Great Bustard wrote: Here's where you lose me. Let's say we have a pixel noise of 2 electrons, an ADC noise of 27 electrons, and an amplification of 32x (ISO 3200).
If we amplify the signal in an analog fashion, then the pixel noise becomes 32 electrons (assuming noiseless analog amplification) and the ADC noise remains 27 electrons.
Let's go through it twice, once in e- and once in ADUs.
In e-. In this idealized model sensor/pixel noise is always 2e-, independent of ISO. Amp/ADC noise is a constant 4.6ADU at the output of the ADC, but will be affected by different gains at different ISOs when referred to the input of the Amp in e-. For instance at ISO 3200 Amp/ADC noise can be thought to represent 0.9e- [=4.6ADU*0.19e-/ADU] when referred to the input of the Amp - where it will also find sensor/pixel noise. Summing the two in quadrature, Total Read Noise would be 2.2e- [=sqrt(2^2+0.9^2)] before the fictional noiseless Amp/ADC. Saturation at this ISO occurs at 2478e-, for a 'dynamic range' of 10.1 stops [=log2(2478/2.2)]

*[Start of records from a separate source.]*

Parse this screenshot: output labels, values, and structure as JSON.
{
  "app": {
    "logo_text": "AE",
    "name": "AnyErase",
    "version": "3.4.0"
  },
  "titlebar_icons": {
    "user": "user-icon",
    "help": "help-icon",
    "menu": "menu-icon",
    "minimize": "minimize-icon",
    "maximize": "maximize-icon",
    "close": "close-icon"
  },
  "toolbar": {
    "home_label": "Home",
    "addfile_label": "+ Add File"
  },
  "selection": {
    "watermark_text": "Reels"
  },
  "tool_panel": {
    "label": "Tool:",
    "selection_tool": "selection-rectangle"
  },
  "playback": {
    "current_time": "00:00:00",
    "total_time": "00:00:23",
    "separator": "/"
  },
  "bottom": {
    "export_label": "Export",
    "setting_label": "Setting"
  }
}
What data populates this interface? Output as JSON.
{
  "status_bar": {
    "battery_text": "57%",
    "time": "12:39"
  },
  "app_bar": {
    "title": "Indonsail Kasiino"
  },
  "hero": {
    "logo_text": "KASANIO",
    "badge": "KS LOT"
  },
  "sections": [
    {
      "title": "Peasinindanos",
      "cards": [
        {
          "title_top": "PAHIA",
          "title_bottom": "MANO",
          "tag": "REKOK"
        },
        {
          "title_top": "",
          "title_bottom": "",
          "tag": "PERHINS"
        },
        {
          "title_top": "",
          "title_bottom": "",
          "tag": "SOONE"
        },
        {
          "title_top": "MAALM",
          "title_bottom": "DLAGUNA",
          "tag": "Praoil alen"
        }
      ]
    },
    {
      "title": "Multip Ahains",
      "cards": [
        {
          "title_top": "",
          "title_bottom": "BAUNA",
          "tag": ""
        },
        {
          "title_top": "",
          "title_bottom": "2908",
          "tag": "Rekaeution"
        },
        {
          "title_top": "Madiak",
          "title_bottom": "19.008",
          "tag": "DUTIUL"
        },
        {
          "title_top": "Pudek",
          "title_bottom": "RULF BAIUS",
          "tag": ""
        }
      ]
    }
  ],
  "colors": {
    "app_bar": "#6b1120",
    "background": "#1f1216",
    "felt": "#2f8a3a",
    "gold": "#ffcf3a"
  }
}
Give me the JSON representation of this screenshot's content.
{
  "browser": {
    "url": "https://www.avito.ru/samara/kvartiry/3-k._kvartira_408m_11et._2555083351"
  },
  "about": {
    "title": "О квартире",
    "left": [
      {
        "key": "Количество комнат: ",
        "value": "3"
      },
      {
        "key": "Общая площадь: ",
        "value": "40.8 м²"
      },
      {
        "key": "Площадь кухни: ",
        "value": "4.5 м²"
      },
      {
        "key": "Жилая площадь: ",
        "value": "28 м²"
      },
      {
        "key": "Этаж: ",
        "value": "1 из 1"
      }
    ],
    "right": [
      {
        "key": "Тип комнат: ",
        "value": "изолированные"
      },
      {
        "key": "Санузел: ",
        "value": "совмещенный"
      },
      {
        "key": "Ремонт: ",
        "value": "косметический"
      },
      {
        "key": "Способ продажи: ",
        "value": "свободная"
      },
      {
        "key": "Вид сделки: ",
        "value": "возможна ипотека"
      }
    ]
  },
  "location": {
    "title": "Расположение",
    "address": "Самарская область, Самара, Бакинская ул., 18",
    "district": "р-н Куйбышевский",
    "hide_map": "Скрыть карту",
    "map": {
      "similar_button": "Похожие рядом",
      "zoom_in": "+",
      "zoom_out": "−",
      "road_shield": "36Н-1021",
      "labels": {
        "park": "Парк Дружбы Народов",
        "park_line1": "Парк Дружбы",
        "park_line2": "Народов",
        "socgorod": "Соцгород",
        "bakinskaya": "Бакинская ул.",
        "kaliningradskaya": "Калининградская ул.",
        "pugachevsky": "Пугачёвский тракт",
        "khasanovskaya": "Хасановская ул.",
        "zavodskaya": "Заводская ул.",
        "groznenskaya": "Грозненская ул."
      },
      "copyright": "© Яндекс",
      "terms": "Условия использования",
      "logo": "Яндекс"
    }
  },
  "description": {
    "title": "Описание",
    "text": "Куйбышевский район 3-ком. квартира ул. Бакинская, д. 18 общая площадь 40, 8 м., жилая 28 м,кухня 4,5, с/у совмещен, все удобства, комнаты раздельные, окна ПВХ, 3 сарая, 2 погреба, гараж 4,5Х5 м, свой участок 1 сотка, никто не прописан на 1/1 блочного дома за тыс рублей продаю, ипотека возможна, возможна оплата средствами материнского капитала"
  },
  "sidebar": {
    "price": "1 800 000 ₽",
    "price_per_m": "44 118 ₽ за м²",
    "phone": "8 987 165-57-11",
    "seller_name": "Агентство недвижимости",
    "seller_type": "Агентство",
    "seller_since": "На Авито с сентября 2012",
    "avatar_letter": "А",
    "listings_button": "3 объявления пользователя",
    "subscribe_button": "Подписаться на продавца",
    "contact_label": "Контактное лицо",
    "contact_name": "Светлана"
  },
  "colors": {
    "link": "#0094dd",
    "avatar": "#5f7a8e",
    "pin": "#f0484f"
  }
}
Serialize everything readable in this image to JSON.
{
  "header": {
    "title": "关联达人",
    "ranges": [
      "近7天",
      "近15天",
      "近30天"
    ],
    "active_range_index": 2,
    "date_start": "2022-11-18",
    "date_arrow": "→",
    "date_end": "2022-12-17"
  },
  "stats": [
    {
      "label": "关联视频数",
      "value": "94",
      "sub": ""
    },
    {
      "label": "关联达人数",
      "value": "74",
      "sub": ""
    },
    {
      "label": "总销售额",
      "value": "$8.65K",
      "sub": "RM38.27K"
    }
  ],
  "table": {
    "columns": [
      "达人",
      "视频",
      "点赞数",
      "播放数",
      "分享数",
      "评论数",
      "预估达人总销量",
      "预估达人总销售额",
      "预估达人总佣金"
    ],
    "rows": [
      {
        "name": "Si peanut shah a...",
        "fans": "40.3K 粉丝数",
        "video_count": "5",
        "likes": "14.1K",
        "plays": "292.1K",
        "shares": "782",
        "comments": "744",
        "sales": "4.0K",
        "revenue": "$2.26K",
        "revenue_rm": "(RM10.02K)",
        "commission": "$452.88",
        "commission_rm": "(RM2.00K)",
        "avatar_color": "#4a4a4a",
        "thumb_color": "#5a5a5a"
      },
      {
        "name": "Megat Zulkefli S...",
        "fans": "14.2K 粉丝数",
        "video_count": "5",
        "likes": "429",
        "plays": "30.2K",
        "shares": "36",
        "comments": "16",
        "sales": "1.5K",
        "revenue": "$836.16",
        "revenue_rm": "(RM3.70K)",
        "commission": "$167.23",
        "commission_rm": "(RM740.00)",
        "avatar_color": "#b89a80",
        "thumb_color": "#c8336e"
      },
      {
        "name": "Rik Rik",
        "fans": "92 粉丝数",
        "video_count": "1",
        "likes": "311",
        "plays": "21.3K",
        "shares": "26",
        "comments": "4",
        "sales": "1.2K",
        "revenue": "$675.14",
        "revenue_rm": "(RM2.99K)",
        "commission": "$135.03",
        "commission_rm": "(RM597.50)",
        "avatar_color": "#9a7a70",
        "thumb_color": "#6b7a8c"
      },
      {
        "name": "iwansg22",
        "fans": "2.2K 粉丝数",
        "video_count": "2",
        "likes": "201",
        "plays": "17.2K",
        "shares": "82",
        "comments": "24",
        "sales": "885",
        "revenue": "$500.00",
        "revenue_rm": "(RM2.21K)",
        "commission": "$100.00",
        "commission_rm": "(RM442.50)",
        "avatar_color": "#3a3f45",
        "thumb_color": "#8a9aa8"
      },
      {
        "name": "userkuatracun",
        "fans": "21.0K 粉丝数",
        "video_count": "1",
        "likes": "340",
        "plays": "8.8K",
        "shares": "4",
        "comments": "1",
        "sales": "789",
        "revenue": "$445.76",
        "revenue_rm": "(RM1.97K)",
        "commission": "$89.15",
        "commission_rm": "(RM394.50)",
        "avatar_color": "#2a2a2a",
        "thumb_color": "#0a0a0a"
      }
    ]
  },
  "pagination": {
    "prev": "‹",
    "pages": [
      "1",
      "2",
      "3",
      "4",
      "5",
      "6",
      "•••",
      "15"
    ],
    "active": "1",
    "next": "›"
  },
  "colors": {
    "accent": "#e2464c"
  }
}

In ADU. The Amp/ADC may be noiseless in the idealized calculation above but it still amplifies. Therefore with total read noise of 2.2e- at the input of the Amp, Total Read Noise at the output of the ADC will be 11.6ADUs [=2.2e-/0.19e-/ADU] - keep in mind that in the table below I used 1.9e- as photosite read noise instead of 2. Saturation (a better word than FWC in the table below) continues to occur at 13235ADU, for a 'dynamic range' of 10.1 stops [=13235/11.6]
The Amp/ADC noise in e- is a theoretical simplification, pretending that the noise was present at the output of the pixel (it wasn't, it came into the picture later as the signal went through the Amp and ADC).
Not a perfect model, but it gives us an idea of how things may work inside the 6D.
I would work it out from here, but the ADC, per what you wrote out ahead, would not max out at 2^20 electrons per ADU, so, if would work it from here, I'd appreciate it.
Ok, so let's choose units - e- is easier and more intuitive when dealing with the Signal right out of a photosite.
We want to digitize a variable analog Signal with maximum potential value of 76606 Volts (err... e-). How many levels/gradations do we want to break it down into?
256 would mean 299e-/level and we know from experience that it does not give us enough resolution (posterization). How about 2^10 or 2^20 levels? Those would mean 76.6 and 0.073 e-/level respectively. Wait. How many e-/level do we
need given what we know about Information Science and the Human Visual System?
The answer is that ideally we would want our linear ADC's levels spaced roughly as the Total read noise in e-. So at ISO100 for the 6D that would mean about 2858 levels (as opposed to the actual 13235), corresponding to 26.8 e-/level - or rounding it up, say 12 bits [=log2(76606/26.8)]. If encoded at 12 bits, the 6D's Total Read Noise would span a maximum of 1.43 ADUs [=4095/2858] at ISO100, pretty close to the ideal according to John Sheehy.
If we used an ADC of higher bit depth (say 14, 16 or 20 bits) all the extra levels would still encode the same Signal range (up to 76606e-) but in finer and more numerous slices, filling the relative raw files with data but without contributing any additional information.
So why use a 14-bit ADC in the 5Diii and 6D (other than for specialized applications that require stacking or the like)? I don't know (anybody knows?), but it seems to me that it would be wasteful to encode their 76606e- maximum signal at bit depths higher than that.